Stellungnahme der Strahlenschutzkommission
Verabschiedet auf der 147. Sitzung der SSK am 03./04.07.1997
Die SSK hat bereits in ihrer 136. Sitzung am 22./23. Februar 1996 zur Anwendung von Sr-89 in der Strahlentherapie Stellung genommen.

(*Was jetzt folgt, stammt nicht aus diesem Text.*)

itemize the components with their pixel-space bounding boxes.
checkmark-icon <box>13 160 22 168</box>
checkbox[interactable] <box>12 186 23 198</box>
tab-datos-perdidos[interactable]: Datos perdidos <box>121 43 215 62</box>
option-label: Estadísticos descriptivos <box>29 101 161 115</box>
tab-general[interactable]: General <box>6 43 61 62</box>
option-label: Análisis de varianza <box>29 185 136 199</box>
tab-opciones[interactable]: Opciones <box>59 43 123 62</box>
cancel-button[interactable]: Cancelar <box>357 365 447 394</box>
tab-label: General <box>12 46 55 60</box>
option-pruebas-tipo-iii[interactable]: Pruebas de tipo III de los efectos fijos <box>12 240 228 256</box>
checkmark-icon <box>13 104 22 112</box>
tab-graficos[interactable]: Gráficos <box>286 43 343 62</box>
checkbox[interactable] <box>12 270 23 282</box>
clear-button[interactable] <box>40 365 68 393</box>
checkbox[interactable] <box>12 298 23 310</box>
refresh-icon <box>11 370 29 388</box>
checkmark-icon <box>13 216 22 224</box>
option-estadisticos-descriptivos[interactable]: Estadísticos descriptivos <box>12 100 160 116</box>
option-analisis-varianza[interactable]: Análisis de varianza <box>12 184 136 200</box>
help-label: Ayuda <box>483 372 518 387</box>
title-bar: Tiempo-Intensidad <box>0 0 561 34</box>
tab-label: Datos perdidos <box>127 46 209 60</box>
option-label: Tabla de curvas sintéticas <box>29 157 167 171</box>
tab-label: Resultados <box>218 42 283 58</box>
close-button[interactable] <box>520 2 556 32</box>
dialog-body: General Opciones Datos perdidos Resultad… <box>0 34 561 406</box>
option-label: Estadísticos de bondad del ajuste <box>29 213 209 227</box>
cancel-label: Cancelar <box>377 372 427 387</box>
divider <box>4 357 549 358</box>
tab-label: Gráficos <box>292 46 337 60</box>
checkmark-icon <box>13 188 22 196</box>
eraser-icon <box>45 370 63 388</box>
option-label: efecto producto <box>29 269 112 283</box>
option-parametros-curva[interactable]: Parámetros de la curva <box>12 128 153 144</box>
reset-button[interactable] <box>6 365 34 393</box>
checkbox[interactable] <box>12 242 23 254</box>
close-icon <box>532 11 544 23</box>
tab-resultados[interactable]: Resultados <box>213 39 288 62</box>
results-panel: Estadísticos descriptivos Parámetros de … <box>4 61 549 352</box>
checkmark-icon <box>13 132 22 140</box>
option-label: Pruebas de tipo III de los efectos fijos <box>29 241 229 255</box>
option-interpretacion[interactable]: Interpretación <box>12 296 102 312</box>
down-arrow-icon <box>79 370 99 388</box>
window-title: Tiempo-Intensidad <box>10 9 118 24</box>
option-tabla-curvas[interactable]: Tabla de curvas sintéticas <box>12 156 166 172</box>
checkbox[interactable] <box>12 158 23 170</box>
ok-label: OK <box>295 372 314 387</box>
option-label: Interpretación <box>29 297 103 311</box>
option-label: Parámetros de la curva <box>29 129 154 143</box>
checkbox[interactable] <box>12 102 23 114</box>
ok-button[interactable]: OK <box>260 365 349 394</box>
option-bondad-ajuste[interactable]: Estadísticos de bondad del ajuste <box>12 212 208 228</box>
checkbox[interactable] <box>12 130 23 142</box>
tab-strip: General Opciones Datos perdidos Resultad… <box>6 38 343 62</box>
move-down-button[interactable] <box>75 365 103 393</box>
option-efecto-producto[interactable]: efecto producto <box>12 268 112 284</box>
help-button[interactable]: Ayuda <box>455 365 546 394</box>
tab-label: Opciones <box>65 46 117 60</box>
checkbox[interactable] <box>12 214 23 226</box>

Die SSK gelangte nach eingehender Prüfung der strahlenschutzrelevanten Aspekte zu der Einschätzung, daß zur palliativen Therapie von Knochenmetastasen neben Strontium-89 auch Rhenium-186, Yttrium-90 und Samarium-153 ambulant eingesetzt werden können. Bei der Anwendung von Re-186 und Sm-153 bei pflegebedürftigen Patienten ist eine schriftliche Aufklärung der Angehörigen über geeignete Strahlenschutzmaßnahmen erforderlich. Nach Auffassung der SSK darf aus Gründen der Qualitätssicherung die ambulante Therapie nur an Einrichtungen durchgeführt werden, die die Voraussetzungen zur stationären Therapie mit offenen Radionukliden erfüllen.
Die jetzt vorliegende Stellungnahme wurde in der 147. Sitzung am 3./4. Juli 1997 von der SSK verabschiedet.